Authored By: Staff Writer | Last Edited:
Bohler of Austria designed, developed and produced what would become its "4.7cm Bohler M32", a 47mm artillery piece appearing in 1932. The gun was originally intended as an Anti-Tank (AT) measure but, once armor protection of enemy tanks increased in the early stages of World War 2 (1939-1945), the gun was reborn as an infantry close-support weapon. A two-wheeled carriage allowed for towing of the system and the mounting hardware provided -15 to +56 elevation with 62-degrees of traverse. Range was out to 7,000 meters. As was the case with other AT guns of the period, the Bohler gun was designed to fire two distinct projectiles - Armor-Piercing (AP) and High-Explosive (HE) and Line-of-Sight (LoS) was required.
The Italians were key customers of the Bohler weapon and purchased local production rights to it (Cannone da 47/32). As such, the 47mm armament made up the main guns of various Italian armored vehicles including the M13/40 Medium Tank, the AB41 armored car and the Semovente 47/32 series Self-Propelled Gun (SPG) platform.

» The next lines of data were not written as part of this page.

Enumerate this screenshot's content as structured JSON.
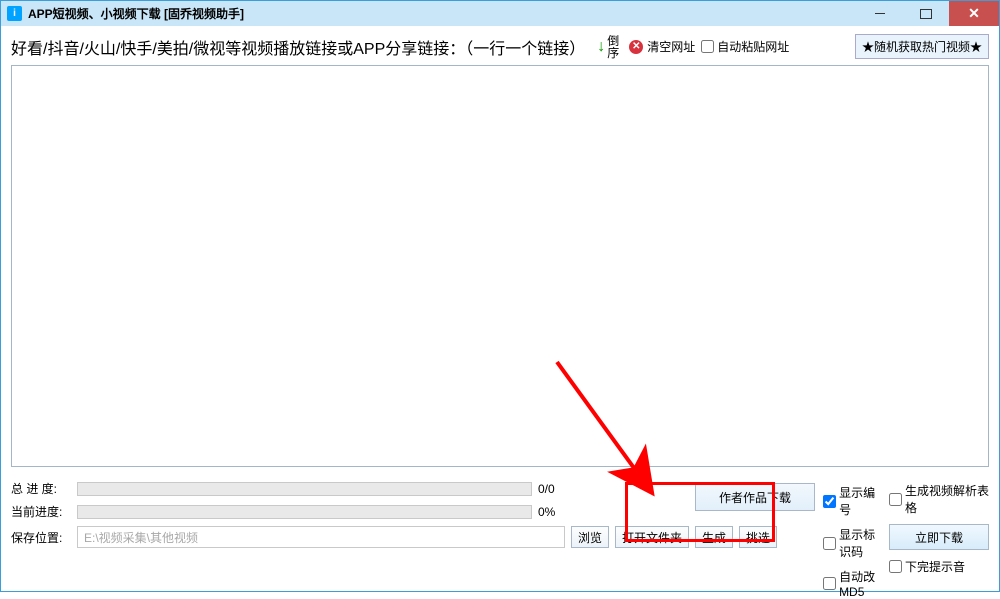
{
  "title": "APP短视频、小视频下载 [固乔视频助手]",
  "toolbar": {
    "hint": "好看/抖音/火山/快手/美拍/微视等视频播放链接或APP分享链接：（一行一个链接）",
    "sort_label": "倒\n序",
    "clear_label": "清空网址",
    "auto_paste_label": "自动粘贴网址",
    "random_hot_label": "★随机获取热门视频★"
  },
  "progress": {
    "total_label": "总 进 度:",
    "total_value": "0/0",
    "current_label": "当前进度:",
    "current_value": "0%"
  },
  "save": {
    "label": "保存位置:",
    "path": "E:\\视频采集\\其他视频",
    "browse": "浏览",
    "open_folder": "打开文件夹",
    "generate": "生成",
    "pick": "挑选"
  },
  "actions": {
    "author_download": "作者作品下载",
    "download_now": "立即下载"
  },
  "options": {
    "show_index": "显示编号",
    "show_id": "显示标识码",
    "auto_md5": "自动改MD5",
    "gen_parse_table": "生成视频解析表格",
    "done_sound": "下完提示音"
  }
}
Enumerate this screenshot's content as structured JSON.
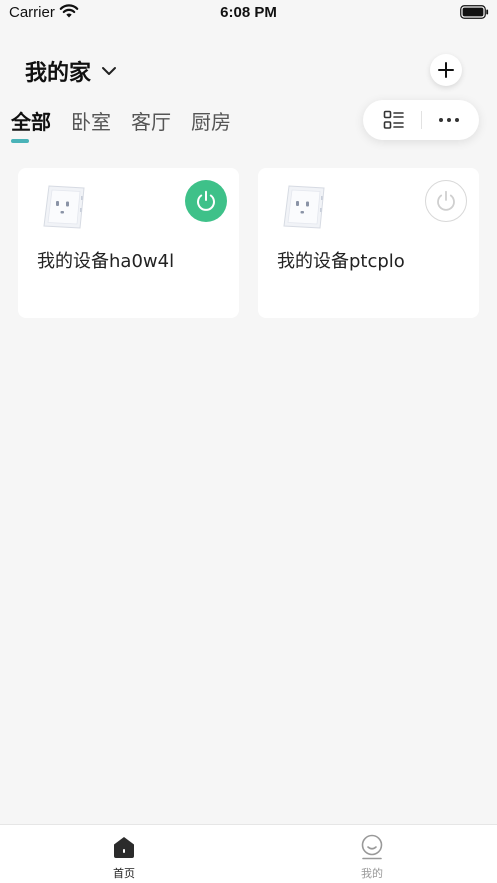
{
  "status_bar": {
    "carrier": "Carrier",
    "time": "6:08 PM",
    "wifi_icon": "wifi-icon",
    "battery_icon": "battery-icon"
  },
  "header": {
    "home_name": "我的家",
    "dropdown_icon": "chevron-down-icon",
    "add_icon": "plus-icon"
  },
  "tabs": [
    {
      "label": "全部",
      "active": true
    },
    {
      "label": "卧室",
      "active": false
    },
    {
      "label": "客厅",
      "active": false
    },
    {
      "label": "厨房",
      "active": false
    }
  ],
  "toolbar": {
    "list_icon": "list-view-icon",
    "more_icon": "more-dots-icon"
  },
  "devices": [
    {
      "name": "我的设备ha0w4l",
      "power_on": true,
      "image": "wall-socket-icon"
    },
    {
      "name": "我的设备ptcplo",
      "power_on": false,
      "image": "wall-socket-icon"
    }
  ],
  "bottom_nav": [
    {
      "label": "首页",
      "icon": "home-icon",
      "active": true
    },
    {
      "label": "我的",
      "icon": "profile-icon",
      "active": false
    }
  ],
  "colors": {
    "accent": "#4ab3b8",
    "power_on": "#3ec189",
    "background": "#f6f6f6"
  }
}
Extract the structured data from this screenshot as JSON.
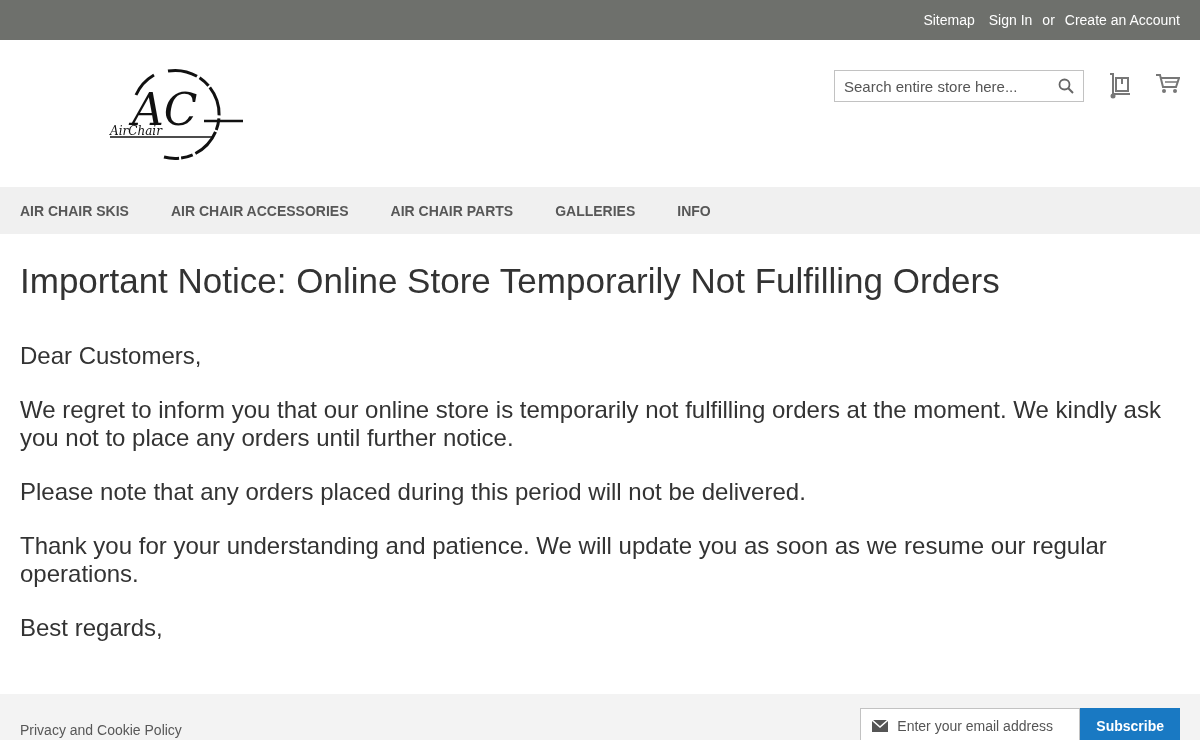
{
  "top_links": [
    {
      "label": "Sitemap",
      "kind": "link"
    },
    {
      "label": "Sign In",
      "kind": "link"
    },
    {
      "label": "or",
      "kind": "text"
    },
    {
      "label": "Create an Account",
      "kind": "link"
    }
  ],
  "logo": {
    "mark": "AC",
    "name": "AirChair"
  },
  "search": {
    "placeholder": "Search entire store here..."
  },
  "nav": [
    {
      "label": "AIR CHAIR SKIS"
    },
    {
      "label": "AIR CHAIR ACCESSORIES"
    },
    {
      "label": "AIR CHAIR PARTS"
    },
    {
      "label": "GALLERIES"
    },
    {
      "label": "INFO"
    }
  ],
  "page_title": "Important Notice: Online Store Temporarily Not Fulfilling Orders",
  "paragraphs": [
    "Dear Customers,",
    "We regret to inform you that our online store is temporarily not fulfilling orders at the moment. We kindly ask you not to place any orders until further notice.",
    "Please note that any orders placed during this period will not be delivered.",
    "Thank you for your understanding and patience. We will update you as soon as we resume our regular operations.",
    "Best regards,"
  ],
  "footer": {
    "link": "Privacy and Cookie Policy",
    "newsletter_placeholder": "Enter your email address",
    "subscribe": "Subscribe"
  }
}
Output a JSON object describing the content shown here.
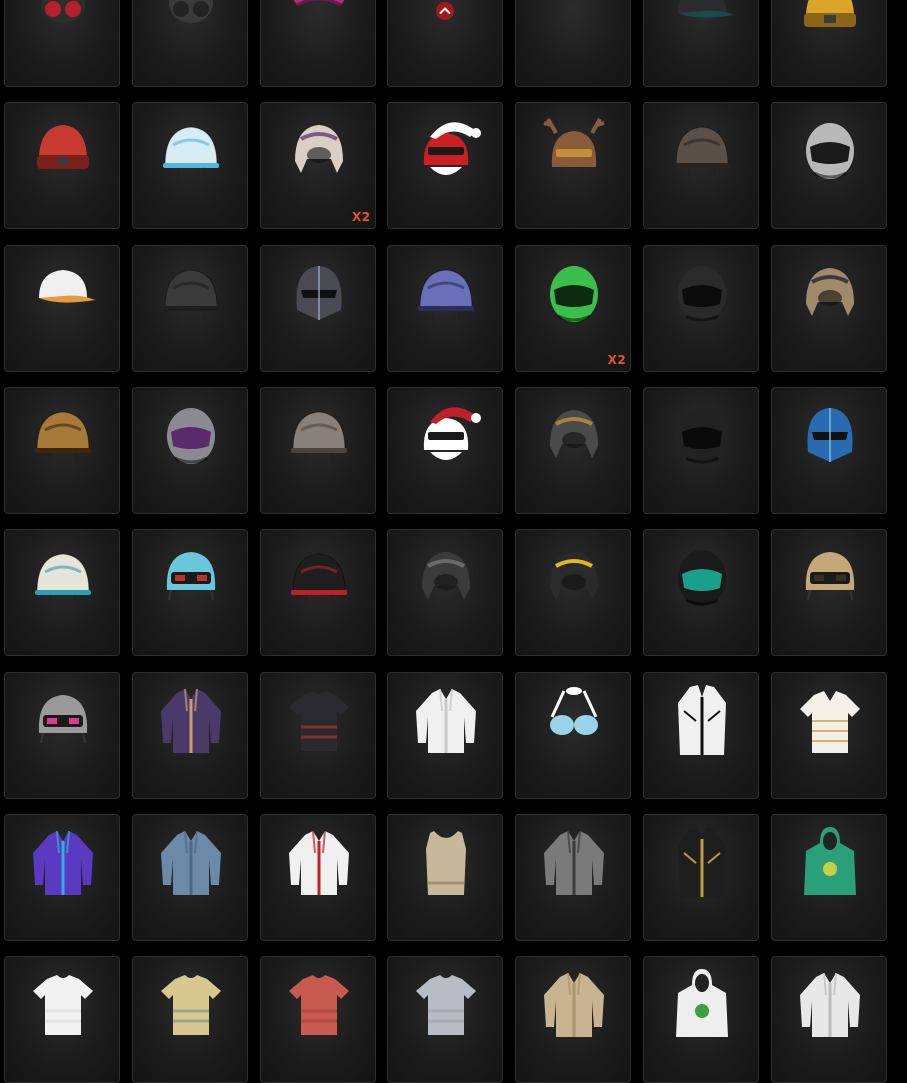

Despite its relatively compact dimensions, the artillery piece proved difficult to tow and offered no protection for its crew but its availability meant that the guns were still frontline weapons for the Italian Army into 1943 - by this time, the 47mm projectile as an armor-defeating solution had seen its best days. For the early campaigns, however, the weapon provided comparable tank-killing service to the German PaK 36 and British 2-pounder weapons.
Beyond its acceptance into the Austrian and Italian armies, the Bohler 47mm gun was adopted in China, Estonia, Finland, Latvia, Netherlands, Romania, and Switzerland. The Soviets captured a stock of the guns from Latvia and the Germans from their exploits in Austria, the Netherlands and the Soviet Union. In the German Army inventory they were known as "4.7cm PaK 187(h)" (Dutch models) and "4.7cm PaK 196(r)" (Soviet models). As some German forms were inevitably passed on to the Italians to help reinforce their stock, the guns were reconstituted following the Italian surrender of September 1943. This then gave rise to the "4.7cm PaK 177(i)" designation and saw service with both Germany and Croatia in the years following.